SaaS multi-tenant LLM API — serve 20-40 concurrent users across a 24B/32B model with room for image and ASR alongside
RAG backend — query-side embedder + 70B Q4 reader + reranker, sub-second latency, 50 QPS
Video-AI pipeline — live transcode + caption + moderation on 6 parallel streams
Edge AI appliance near the office — low acoustic profile, zero datacenter dependency
Mid-tier model R&D bench — rapid iteration on 30-70B fine-tunes, one card per experiment

Measured performance

Published references | NVIDIA L4 datasheet + community benchmarks

Benchmark	Result
Per-card INT8 TOPS (NVIDIA datasheet)	242 TOPS
Aggregate INT8 TOPS (6 cards)	1 452 TOPS
Llama 3.1 8B Q4 on single L4 (community)	~35-45 tok/s single-stream
BGE-M3 embedding QPS on L4 (community)	~800 QPS at 512-token input
Whisper v3 turbo realtime factor	~1.5-2x realtime per card

Published external references, not measured on Kentino hardware.

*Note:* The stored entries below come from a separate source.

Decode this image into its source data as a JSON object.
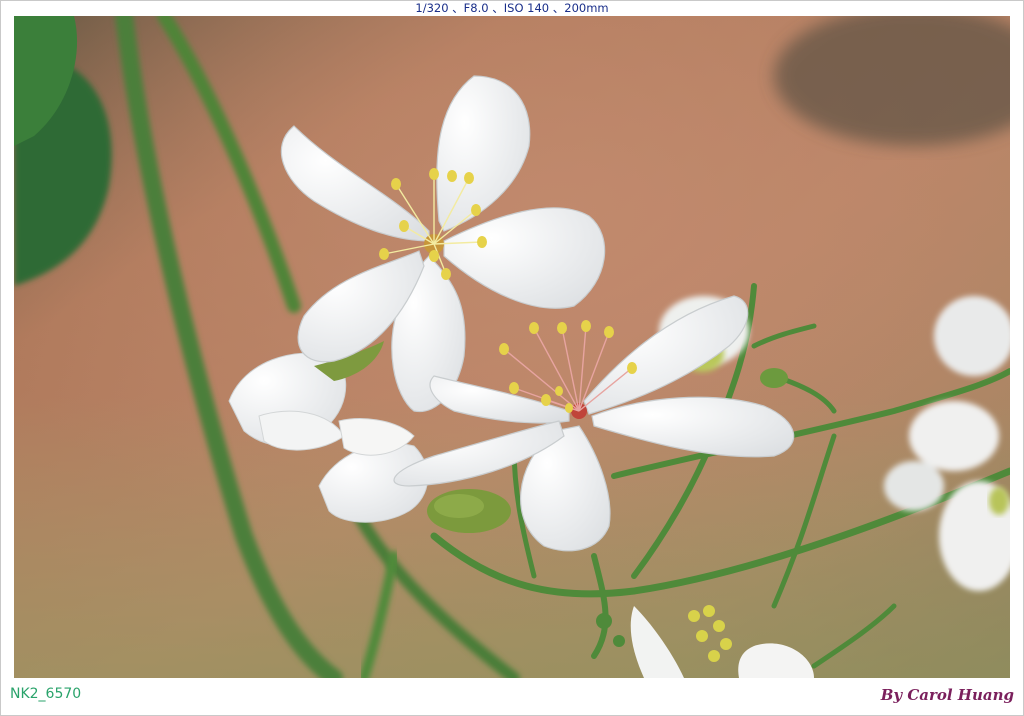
{
  "header": {
    "exif": "1/320 、F8.0 、ISO 140 、200mm"
  },
  "footer": {
    "file_id": "NK2_6570",
    "signature": "By Carol Huang"
  },
  "photo": {
    "subject": "white-flower-cluster",
    "colors": {
      "background_warm": "#b07a5c",
      "background_dark": "#5a4a3a",
      "stem_green": "#4f8a3a",
      "petal_white": "#f7f7f5",
      "stamen_yellow": "#e6d24a",
      "center_red": "#c0443a"
    }
  }
}
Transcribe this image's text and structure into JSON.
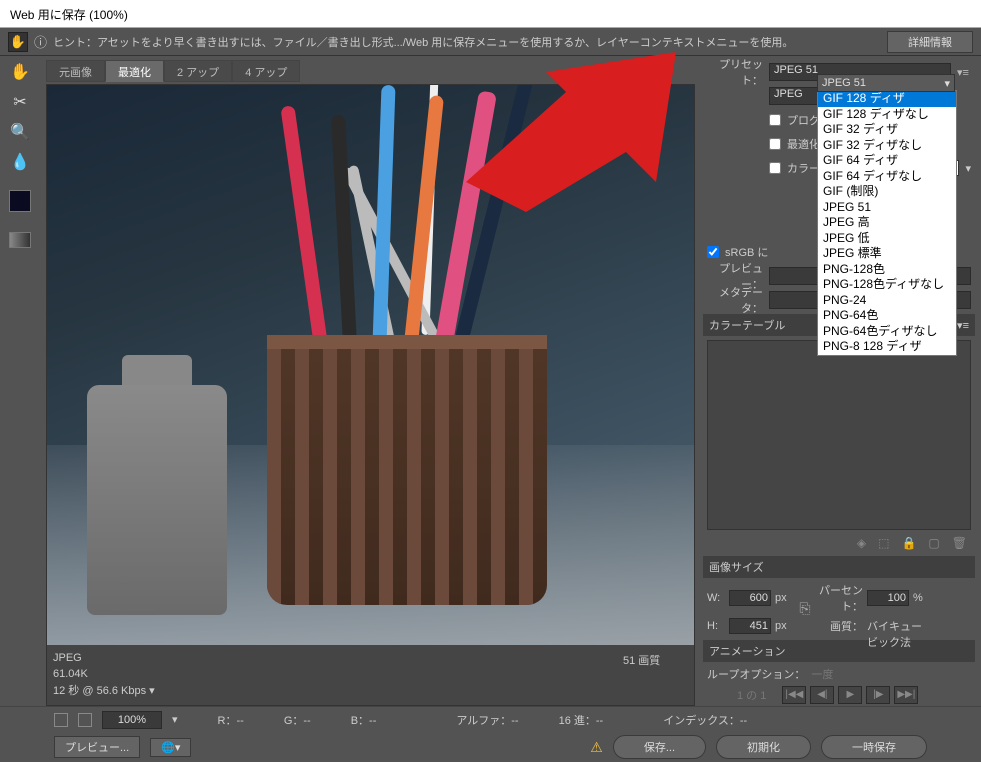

Kentino will publish first-party numbers after the first customer build.

Not ideal for

Frontier 200B+ MoE at Q4+ with long context — 4x L40 or 8x RTX 4090 (192 GB pool, contiguous TP) is the right fit
Training workloads — L4 lacks FP8 and bandwidth for efficient training
Single-workload peak throughput — per-card compute is modest vs L40 / RTX Pro 6000

Warranty and lead time

2 years

parts warranty

1 year

labor warranty

10-28 days

lead time

NVIDIA OEM 3-year warranty on L4 + Kentino integration warranty. Build includes assembly, BIOS configuration, driver install, burn-in testing, and functional verification. Lead time depends on component availability, confirmed at order.